4K/60P エンコーダ(VC-8150)

 H.265/HEVCは、従来のH.264/AVCと比較して約2倍の圧縮性能を持つ映像符号化規格。NTTとNECは、両社の映像圧縮技術およびノウハウを基に、フルHDを超える高精細映像の高効率圧縮に向けた技術を確立した。

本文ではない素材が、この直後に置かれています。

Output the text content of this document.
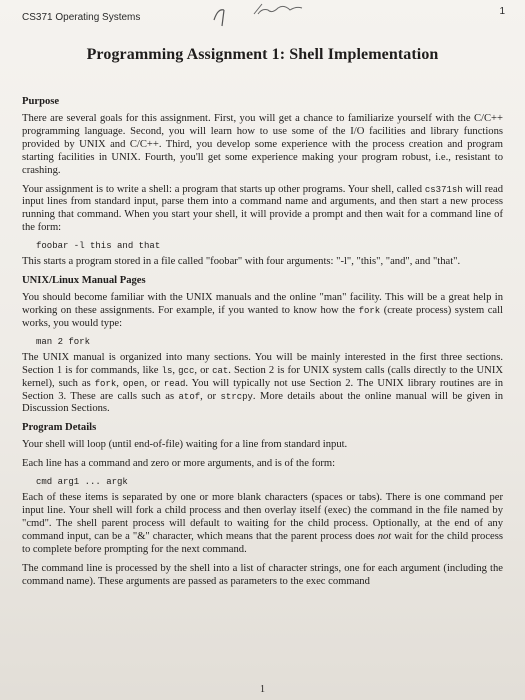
CS371 Operating Systems
1
Programming Assignment 1: Shell Implementation
Purpose

There are several goals for this assignment. First, you will get a chance to familiarize yourself with the C/C++ programming language. Second, you will learn how to use some of the I/O facilities and library functions provided by UNIX and C/C++. Third, you develop some experience with the process creation and program starting facilities in UNIX. Fourth, you'll get some experience making your program robust, i.e., resistant to crashing.

Your assignment is to write a shell: a program that starts up other programs. Your shell, called cs371sh will read input lines from standard input, parse them into a command name and arguments, and then start a new process running that command. When you start your shell, it will provide a prompt and then wait for a command line of the form:

foobar -l this and that

This starts a program stored in a file called "foobar" with four arguments: "-l", "this", "and", and "that".

UNIX/Linux Manual Pages

You should become familiar with the UNIX manuals and the online "man" facility. This will be a great help in working on these assignments. For example, if you wanted to know how the fork (create process) system call works, you would type:

man 2 fork

The UNIX manual is organized into many sections. You will be mainly interested in the first three sections. Section 1 is for commands, like ls, gcc, or cat. Section 2 is for UNIX system calls (calls directly to the UNIX kernel), such as fork, open, or read. You will typically not use Section 2. The UNIX library routines are in Section 3. These are calls such as atof, or strcpy. More details about the online manual will be given in Discussion Sections.

Program Details

Your shell will loop (until end-of-file) waiting for a line from standard input.

Each line has a command and zero or more arguments, and is of the form:

cmd arg1 ... argk

Each of these items is separated by one or more blank characters (spaces or tabs). There is one command per input line. Your shell will fork a child process and then overlay itself (exec) the command in the file named by "cmd". The shell parent process will default to waiting for the child process. Optionally, at the end of any command input, can be a "&" character, which means that the parent process does not wait for the child process to complete before prompting for the next command.

The command line is processed by the shell into a list of character strings, one for each argument (including the command name). These arguments are passed as parameters to the exec command

1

 NTTでは、HEVCの特徴である可変ブロックサイズに適応したフレーム間予測やフレーム内予測におけるハードウェアアルゴリズムの検討を基に、複数のブロックサイズでの探索と広い探索範囲を実現する高い予測効率を持つ動き予測や、映像の特徴を解析した上で事前に予測方向を絞り込むイントラ予測等のハードウェアアルゴリズムを確立。SoC(System on Chip)で実現可能である見通しを得た。

 NECは、画像をいくつかのブロックに分割して行う映像圧縮処理において、瞬時に画像を分析して最適なブロック分割を行う「最適圧縮パラメータ推定技術」を開発。既存の方法のように、想定されるすべてのブロック分割パターンを試行した上で処理する必要がなくなり、処理量を約5分の1に削減。4K高精細映像のリアルタイム圧縮を実現した。

 また、従来の圧縮装置では、4K高精細映像を4領域に分割した画像を各々処理して結合表示していたが、この場合には各領域を跨ぐ部分の映像の品質低下が課題となっていた。NECでは、境界部分の画像劣化を抑える「画像境界処理技術」を開発し、継ぎ目のない高画質な4K高精細映像圧縮を実現した。

 NTTとNECは、次世代放送サービスの実現・普及を加速するために、両社の技術を利用することで、世界で初めて4K/60P高精細映像のHEVCによるリアルタイム圧縮を実現。NECでは、今後4年間で100台の圧縮装置の販売を目指すとしている。